Growing Spaces – Daniel

 

 

The Growing Space of Daniel – Tucson, AZ

THE GROWING SPACE

Q Where in the world do you grow your plants?
~ Tucson, AZ

Q How Large is your collection?
~ Three years ago I had 150 show size plants and about 2000 stater plants, but I got sick and went into the hospital. I lost my whole collection & I started rebuilding last fall This spring I put down almost 200 leaves down, right now I have about 300 stater plants in 3 oz solo cups, about 80 plants that have just been transplanted up to #3 pots and about 45 show ready plants.

Do you have a favorite type of African Violet? ~I am a Variegated standard lover, but that wasn’t always the case! I started by growing sim and mins,and I still have special place for them.
Q Is there one AV that you are seeking above all others?
~ Falling Raindrops (P. Sorano) Single violet-blue sticktite pansy/light blue inner petal edges. Medium green. Semiminiature trailer  ( PAULI’S-Best AVS)
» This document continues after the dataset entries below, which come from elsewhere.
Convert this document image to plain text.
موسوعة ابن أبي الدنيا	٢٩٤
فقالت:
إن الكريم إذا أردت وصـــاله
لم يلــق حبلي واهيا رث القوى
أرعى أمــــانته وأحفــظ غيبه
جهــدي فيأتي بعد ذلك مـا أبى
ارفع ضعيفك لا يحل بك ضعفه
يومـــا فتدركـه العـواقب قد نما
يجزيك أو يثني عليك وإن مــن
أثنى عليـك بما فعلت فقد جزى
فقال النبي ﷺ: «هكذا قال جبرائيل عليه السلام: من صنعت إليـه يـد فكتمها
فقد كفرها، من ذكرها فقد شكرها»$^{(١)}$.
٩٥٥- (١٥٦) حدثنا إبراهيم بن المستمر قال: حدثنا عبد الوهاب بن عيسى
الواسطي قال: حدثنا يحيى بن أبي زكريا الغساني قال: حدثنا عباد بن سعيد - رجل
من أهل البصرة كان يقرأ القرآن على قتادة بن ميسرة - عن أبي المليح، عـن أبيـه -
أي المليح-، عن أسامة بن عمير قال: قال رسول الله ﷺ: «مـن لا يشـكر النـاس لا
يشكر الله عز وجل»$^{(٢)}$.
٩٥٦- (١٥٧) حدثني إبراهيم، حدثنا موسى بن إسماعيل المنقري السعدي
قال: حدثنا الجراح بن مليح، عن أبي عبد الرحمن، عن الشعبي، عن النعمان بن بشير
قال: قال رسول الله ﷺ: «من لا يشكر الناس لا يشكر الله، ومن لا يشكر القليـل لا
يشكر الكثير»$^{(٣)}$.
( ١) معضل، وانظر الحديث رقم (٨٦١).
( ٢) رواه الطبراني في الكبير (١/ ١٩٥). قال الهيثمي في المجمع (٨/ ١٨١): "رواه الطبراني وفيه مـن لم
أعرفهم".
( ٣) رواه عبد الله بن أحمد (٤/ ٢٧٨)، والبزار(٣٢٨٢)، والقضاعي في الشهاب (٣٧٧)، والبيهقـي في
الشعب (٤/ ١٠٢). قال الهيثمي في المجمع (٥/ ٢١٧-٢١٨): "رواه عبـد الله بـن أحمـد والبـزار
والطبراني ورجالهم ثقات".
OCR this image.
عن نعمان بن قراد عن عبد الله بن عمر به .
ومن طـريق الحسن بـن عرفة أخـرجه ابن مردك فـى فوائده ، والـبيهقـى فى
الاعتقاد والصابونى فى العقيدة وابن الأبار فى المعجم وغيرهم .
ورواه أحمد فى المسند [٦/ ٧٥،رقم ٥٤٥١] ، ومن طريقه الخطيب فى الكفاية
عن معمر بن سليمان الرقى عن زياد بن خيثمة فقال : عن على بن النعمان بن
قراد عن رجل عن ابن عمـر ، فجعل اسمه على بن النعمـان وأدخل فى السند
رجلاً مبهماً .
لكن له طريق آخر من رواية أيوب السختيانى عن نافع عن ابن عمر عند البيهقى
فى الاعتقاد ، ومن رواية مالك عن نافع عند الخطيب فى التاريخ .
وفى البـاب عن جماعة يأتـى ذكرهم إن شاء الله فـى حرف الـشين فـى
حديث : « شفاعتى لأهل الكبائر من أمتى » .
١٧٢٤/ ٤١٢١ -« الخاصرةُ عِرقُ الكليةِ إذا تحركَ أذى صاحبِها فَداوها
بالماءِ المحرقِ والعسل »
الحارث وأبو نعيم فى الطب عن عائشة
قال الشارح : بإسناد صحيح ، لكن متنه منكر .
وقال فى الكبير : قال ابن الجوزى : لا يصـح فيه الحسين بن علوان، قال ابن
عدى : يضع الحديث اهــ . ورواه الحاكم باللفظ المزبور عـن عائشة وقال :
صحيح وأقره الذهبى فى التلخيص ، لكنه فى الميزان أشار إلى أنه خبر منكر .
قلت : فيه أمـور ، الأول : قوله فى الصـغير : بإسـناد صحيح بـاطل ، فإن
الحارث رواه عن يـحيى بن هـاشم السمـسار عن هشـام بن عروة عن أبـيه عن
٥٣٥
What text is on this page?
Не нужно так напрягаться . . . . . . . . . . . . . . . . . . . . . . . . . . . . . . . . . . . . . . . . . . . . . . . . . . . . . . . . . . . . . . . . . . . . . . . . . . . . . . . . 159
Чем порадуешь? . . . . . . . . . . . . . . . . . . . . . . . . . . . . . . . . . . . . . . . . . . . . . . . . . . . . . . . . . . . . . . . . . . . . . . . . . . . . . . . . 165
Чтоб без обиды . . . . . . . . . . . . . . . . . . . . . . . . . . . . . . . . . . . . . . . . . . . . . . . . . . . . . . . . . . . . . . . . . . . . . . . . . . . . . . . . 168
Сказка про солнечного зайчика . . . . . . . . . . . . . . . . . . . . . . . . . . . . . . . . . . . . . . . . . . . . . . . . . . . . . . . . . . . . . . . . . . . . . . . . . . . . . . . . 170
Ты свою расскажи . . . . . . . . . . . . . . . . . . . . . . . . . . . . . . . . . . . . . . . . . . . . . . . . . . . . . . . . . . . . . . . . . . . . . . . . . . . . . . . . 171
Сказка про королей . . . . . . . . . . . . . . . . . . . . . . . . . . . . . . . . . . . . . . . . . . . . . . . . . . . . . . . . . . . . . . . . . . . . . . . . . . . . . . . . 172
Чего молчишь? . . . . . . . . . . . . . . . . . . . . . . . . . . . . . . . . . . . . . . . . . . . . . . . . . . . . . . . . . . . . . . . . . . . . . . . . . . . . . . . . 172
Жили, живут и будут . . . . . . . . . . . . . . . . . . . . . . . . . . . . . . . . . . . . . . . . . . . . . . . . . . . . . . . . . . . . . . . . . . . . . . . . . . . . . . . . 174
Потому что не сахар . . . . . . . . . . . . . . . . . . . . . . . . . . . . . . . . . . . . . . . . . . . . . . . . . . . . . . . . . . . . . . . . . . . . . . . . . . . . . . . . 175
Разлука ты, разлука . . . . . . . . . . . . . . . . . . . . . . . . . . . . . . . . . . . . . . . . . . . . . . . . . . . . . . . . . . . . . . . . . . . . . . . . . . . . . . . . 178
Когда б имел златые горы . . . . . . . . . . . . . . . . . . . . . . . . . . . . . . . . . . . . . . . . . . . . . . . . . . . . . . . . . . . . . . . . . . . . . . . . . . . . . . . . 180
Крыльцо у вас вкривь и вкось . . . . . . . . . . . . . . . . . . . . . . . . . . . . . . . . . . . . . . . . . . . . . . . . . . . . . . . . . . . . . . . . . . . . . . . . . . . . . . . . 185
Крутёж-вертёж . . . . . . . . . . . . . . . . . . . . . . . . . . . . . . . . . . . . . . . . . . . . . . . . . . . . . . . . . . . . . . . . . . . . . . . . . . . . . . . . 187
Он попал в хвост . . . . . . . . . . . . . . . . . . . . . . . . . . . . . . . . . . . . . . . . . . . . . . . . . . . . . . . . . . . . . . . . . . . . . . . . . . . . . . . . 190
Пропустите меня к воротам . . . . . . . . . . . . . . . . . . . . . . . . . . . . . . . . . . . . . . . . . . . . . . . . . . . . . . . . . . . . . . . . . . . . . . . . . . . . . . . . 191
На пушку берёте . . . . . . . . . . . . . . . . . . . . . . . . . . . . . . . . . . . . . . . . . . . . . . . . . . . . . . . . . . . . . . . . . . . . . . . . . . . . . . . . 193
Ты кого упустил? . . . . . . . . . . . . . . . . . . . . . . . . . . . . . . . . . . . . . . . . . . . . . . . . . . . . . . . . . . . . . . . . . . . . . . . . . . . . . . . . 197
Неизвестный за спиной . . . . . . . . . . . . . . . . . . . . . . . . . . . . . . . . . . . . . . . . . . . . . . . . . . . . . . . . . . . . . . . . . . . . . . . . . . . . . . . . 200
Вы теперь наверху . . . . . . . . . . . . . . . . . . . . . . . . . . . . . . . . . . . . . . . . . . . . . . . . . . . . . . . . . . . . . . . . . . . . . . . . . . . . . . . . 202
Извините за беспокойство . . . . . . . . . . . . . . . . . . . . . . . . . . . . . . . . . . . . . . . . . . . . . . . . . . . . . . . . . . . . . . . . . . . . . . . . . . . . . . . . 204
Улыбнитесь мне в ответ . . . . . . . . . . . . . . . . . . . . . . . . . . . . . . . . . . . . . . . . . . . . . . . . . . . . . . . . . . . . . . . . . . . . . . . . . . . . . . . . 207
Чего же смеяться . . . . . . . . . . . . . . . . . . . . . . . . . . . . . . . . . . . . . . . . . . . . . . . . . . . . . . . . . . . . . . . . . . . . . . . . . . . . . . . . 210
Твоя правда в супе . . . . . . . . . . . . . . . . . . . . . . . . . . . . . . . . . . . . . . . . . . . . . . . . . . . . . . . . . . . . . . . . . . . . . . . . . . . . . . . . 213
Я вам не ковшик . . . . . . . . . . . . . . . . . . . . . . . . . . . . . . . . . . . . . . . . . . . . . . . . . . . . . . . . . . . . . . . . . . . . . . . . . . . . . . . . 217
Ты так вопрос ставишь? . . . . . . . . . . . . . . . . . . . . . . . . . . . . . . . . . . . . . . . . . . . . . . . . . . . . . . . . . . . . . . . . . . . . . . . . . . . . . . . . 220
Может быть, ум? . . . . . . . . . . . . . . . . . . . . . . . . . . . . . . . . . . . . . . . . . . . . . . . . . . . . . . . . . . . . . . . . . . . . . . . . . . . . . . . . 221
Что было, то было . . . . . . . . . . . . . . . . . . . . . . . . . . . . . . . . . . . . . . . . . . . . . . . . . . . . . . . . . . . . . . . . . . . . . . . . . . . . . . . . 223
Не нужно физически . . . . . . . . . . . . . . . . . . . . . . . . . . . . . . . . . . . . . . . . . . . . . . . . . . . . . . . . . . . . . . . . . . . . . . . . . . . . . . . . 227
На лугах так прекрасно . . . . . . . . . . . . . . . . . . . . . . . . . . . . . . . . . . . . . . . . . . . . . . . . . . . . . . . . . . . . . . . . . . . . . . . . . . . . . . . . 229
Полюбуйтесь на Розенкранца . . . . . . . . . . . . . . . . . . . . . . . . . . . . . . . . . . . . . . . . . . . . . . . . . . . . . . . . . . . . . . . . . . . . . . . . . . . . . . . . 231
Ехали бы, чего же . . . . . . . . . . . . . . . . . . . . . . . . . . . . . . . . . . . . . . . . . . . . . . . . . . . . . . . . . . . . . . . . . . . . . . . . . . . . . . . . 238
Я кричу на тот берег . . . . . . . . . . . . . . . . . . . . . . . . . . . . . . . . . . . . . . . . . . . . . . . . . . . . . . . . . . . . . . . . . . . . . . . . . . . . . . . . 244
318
Q How long have you been growing African Violets?
~ Only for 6 years, but I grew Orchids for 25 years while living in Hawaii until I moved back to Tucson AZ.  When I moved home to the desert,  I was given a poor sick African Violet and I was hooked. Three years later I had a 6 plant-stands full.  I was on Linda Rowe’s  Bloomin’ Jungle mailing list and every 6 months I would order 10–20 plants at $3.50 before she down sized and went to eBay.

Q Where do you grow your African Violets?
~ I have 2 rooms set aside in my home in Tucson Az for my African Violets.

LIGHTING

Q What type of light do your African Violets receive?
~ I use florescent light 48” fixtures  I have T-8 fixtures with two tubes,  6500K full spectrum tube I also have single tube high output T-5 fixtures 6500K full spectrum  tubes I am in the process of switch my traditional  T-tubes over to T- LED Tubes. So far I have been very happy and I love how they run cooler.

Q How many hour a day do your plants receive light?
~ My lights come on at 5:00pm and stay on until 3:00am in the morning for total of 10 hours.   By running my lights through the evening I keep the heat down which is problem here in the Sonoran dessert.  My light fixtures are 48” and my plants stands shelves are 60”. The end of the shelves give me a place to move plants that I find like less light, but it also means I have to turn my plants faithfully or they will grow toward the light.

WATERING

Q What type of water do you use?
~ I use water that is run through a boogiebrew filter that I picked up about 3 years and have changed ever year. It removes chlorine & chloramine compounds, it also reduces the levels of heavy-metals.

Q What type of fertilizer do you use?
~ I started using Hunter’s 15-26-27  about 4 month ago and I have been very pleased with it . I use the lowest amount 1/8 tsp per gal of water.

Q What watering methods do you use?
~ Mat, Modified Texan, Wicked, Top Watering. Most of my seedlings and baby plants are mat watered and under humidity domes for  better humidity control. Even though everything is on wicks or on mats  I still like to top water everything.  I live in the dessert, my biggest problem is fertilizer salts building up and damaging my plants. If I pick up ever plant, wipe away any build-up and give it a  good top watering the problem is solved.

AIR

Q What are the temperatures like where you grow?
~ My grow room is climate controlled to the best of my ability, it stays around 80-83 degrees year round.

Q What is the humidity of your plant area?
~ My plants generally grow in 55-75% I do supplement humidity with a evaporative swamp cooler.

Q Any additional information you would like in the posting?
~ I am firm believer in using Predatory mite and  Beneficial nematodes to prevent most pests. That is not that I will not use sprays, but I would rather prevent a problem before having to deal with it.  I am also a firm believer in isolating anything that comes in to my collection and for the most part I only bring leaves in to it.  My final line of defense is my trash can, anything that looks wrong it goes into the trash can.  I was once told  that a great grower realizes his trash can is his most important tool. A good grower focuses time and energy on health plants and not on sick plants.